If you're an early adapter with a new 3-D, high-definition television set, you may appreciate the upgraded set-top box that Schaumburg-based Motorola Inc. demonstrated Monday.
The software in the box for cable subscribers eliminates the need to use remote controls and fiddle with on-screen menus to configure the box and TV every time a channel changes from 2-D to 3-D. The box is designed to automatically detect the presence of 3-D content and identify the type of 3-D format used to provide the right display on the TV.

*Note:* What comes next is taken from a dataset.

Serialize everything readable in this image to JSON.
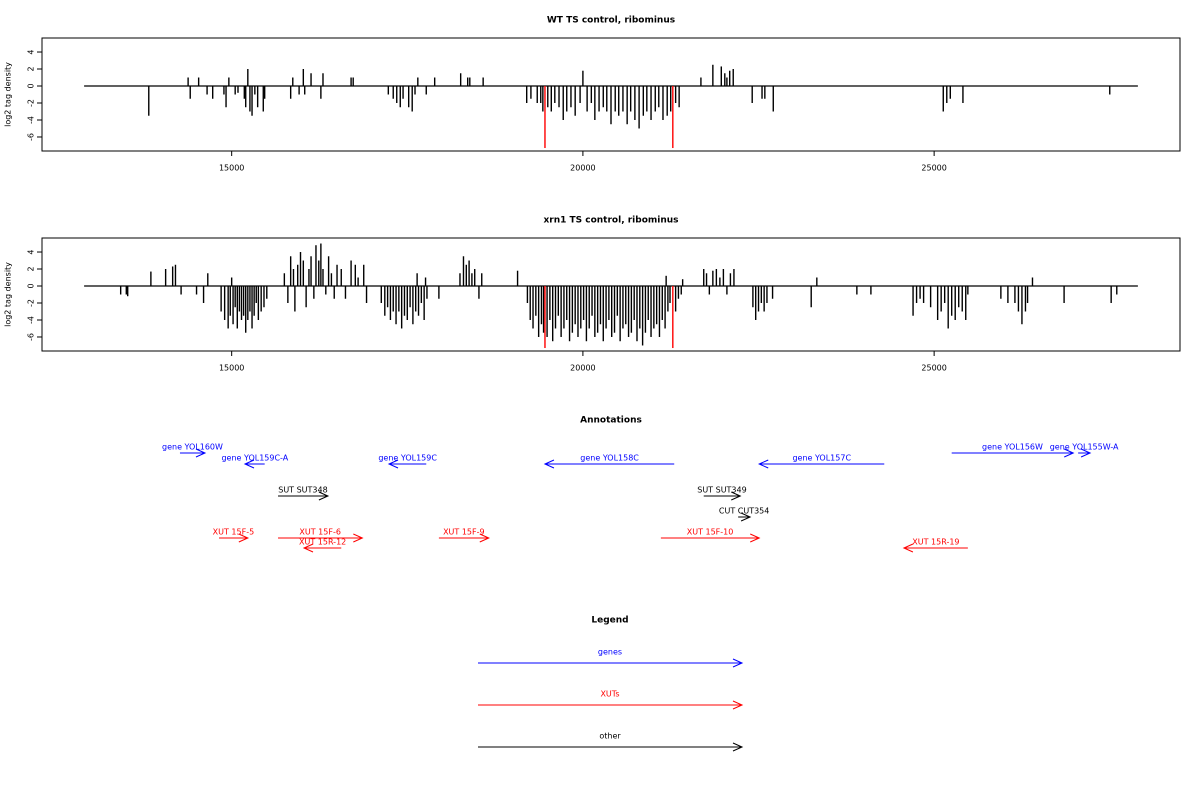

After the box identifies the 3-D content, it will reformat all the on-screen graphics so they can be correctly displayed, such as closed captioning, the TV guide, emergency alerts and so on. Otherwise, you could end up seeing a weird overlay of the words.
"We've already released this to service providers for demos," said David Goodwin, senior product manager for Motorola Homes in Horsham, Pa. "And it could roll out to cable providers later this year."
Motorola upgraded the software in its DCX line of set-top boxes to make it easier for consumers to watch 3-D at home. The 3-D upgrade was demonstrated at the National Association of Broadcasters trade show in Last Vegas Monday.
Despite the upgrades to the set-top box, consumers still need a 3-D-ready TV and special glasses to view the program.
"This is a new thing for the industry, and new channels for 3-D are expected to come out, too," Goodwin said.
Comcast Corp., which has its Midwest headquarters in Schaumburg, used the new Motorola 3D set-top box for its demonstration last week on 3D coverage of the Masters golf tournament from Augusta, Ga. But a company spokesman declined to comment on when the devices would be available to subscribers.